Non standard vector addition

Question

If addition was defined as $(a_1, a_2) + (b_1, b_2) = (a_1 + b_1, 0)$ over a a set $V$, the set of all ordered pairs of real numbers, does that special addition only apply to ordered pairs and vectors or would it also apply to scalars? If it would apply to scalars, please explain. I have trouble visualizing how that would apply to scalars. Thanks!

Answer 1

Given that you're writing vectors in $V$ as $(a_1, a_2)$ with $(a_1, a_2) \dot{+}(b_1, b_2) \overset{\text{def}}{=} (a_1 + b_2, 0)$, then your vector space $(V, \dot{+})$ over the field $\mathbb{F}$ is isomorphic to the subspace of $\mathbb{F}^2$ spanned by $(1, 0)$, hence isomorphic to the field $\mathbb{F}$ itself.

So, it would be perfectly reasonable to define the scalar product $c(a_1, a_2) = (ca_1, ca_2)$ for scalars $c \in \mathbb{F}$.

On the other hand, given $c\in \mathbb{F}$ and $(a_1, a_2) \in V$, suppose you use the piecewise definition $\star: \mathbb{F} \times V \to V$ for scalar multiplication, where

$$c\star (a_1, a_2) = \begin{cases} (ca_1, 0), & c \neq 1\\ (ca_1, ca_2), & c = 1. \end{cases}$$

(Remember, we require that $1 \star v = v$, for the multiplicative identity $1 \in \mathbb{F}$).

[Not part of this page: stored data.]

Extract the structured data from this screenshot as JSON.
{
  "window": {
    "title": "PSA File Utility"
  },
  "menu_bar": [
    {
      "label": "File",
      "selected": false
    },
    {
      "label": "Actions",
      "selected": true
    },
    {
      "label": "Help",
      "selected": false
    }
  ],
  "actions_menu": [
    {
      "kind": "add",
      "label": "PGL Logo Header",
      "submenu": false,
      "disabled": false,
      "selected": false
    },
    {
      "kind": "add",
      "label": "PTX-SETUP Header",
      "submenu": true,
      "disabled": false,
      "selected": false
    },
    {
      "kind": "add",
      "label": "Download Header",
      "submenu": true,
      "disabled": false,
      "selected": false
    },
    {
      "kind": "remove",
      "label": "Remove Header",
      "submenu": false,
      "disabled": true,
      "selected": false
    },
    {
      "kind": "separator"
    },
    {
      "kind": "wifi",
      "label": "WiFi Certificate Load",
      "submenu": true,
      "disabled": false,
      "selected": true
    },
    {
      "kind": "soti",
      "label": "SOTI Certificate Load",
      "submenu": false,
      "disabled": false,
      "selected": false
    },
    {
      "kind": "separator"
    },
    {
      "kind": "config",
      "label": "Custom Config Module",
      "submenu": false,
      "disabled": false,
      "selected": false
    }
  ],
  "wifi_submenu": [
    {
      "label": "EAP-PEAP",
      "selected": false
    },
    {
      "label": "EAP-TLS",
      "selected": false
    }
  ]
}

Since we must also have $(c_1c_2) \star v = c_1 \star (c_2 \star v)$ for scalars $c_1, c_2$, then using the above piecewise scalar product, we have

\begin{align*}(a_1, a_2) = 1 \star (a_1, a_2) &= (cc^{-1})\star (a_1, a_2) \\&= c\star(c^{-1} \star (a_1, a_1)) \\ &= c \star(c^{-1}a_1, 0) \\ &= (cc^{-1}a_1, 0) \\ &=(a_1, 0),\end{align*} which is not true for all $(a_1, a_2) \in \mathbb{F}.$

You can perhaps come up with some kind of non-standard scalar product, but if that piecewise definition is the one you were thinking of, it won't work.